Closed ZiweiHou closed 2 years ago
We need to use negative samples to compute cross-entropy loss, which is a traditional training way in FM models. See our loss function:
def fit_nll_neg(self, input_batch, epsilon=1e-9):
preds = torch.sigmoid(self.forward(input_batch))
cost = - torch.log(preds[:, 0] + epsilon).sum() - torch.log(1 - preds[:, 1:] + epsilon).sum()
return cost / preds.shape[0]
In my data file, one positive sample is the first line and its negative samples follows. And the following is the second positive one. Repeat... So the raw data is shaped like (n_samples * (1 + neg_num) $\times$ n_features). We need to reshape it as (n_samples $\times$ (1 + neg_num) $\times$ n_features), and the dataloader read the rows.
Hi @MogicianXD,
Thanks for your reply. Is there any particular reason for using such a data format? Can you release an example of your data?

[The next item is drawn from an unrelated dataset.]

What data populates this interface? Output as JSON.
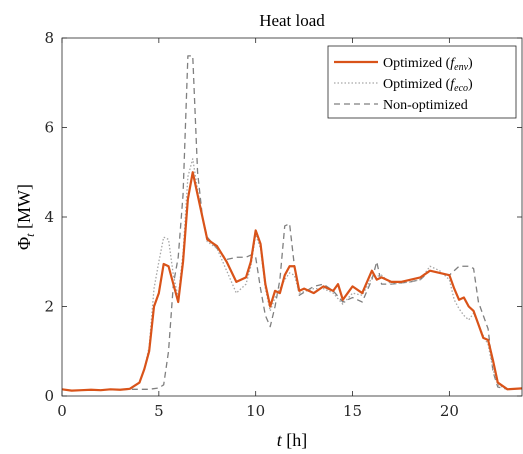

No particular reason. The data format is determined by your data preprocessing. I've push the frappe dataset now. The codes are written two years ago, and I've not tested if it works well.
Thank you soooo much!
Hi,
in line 10 of dataset.py file, it reshapes the feature to (1+neg_num, feature.shape[-1]). What is neg_num? and why there is a need to reshape feature?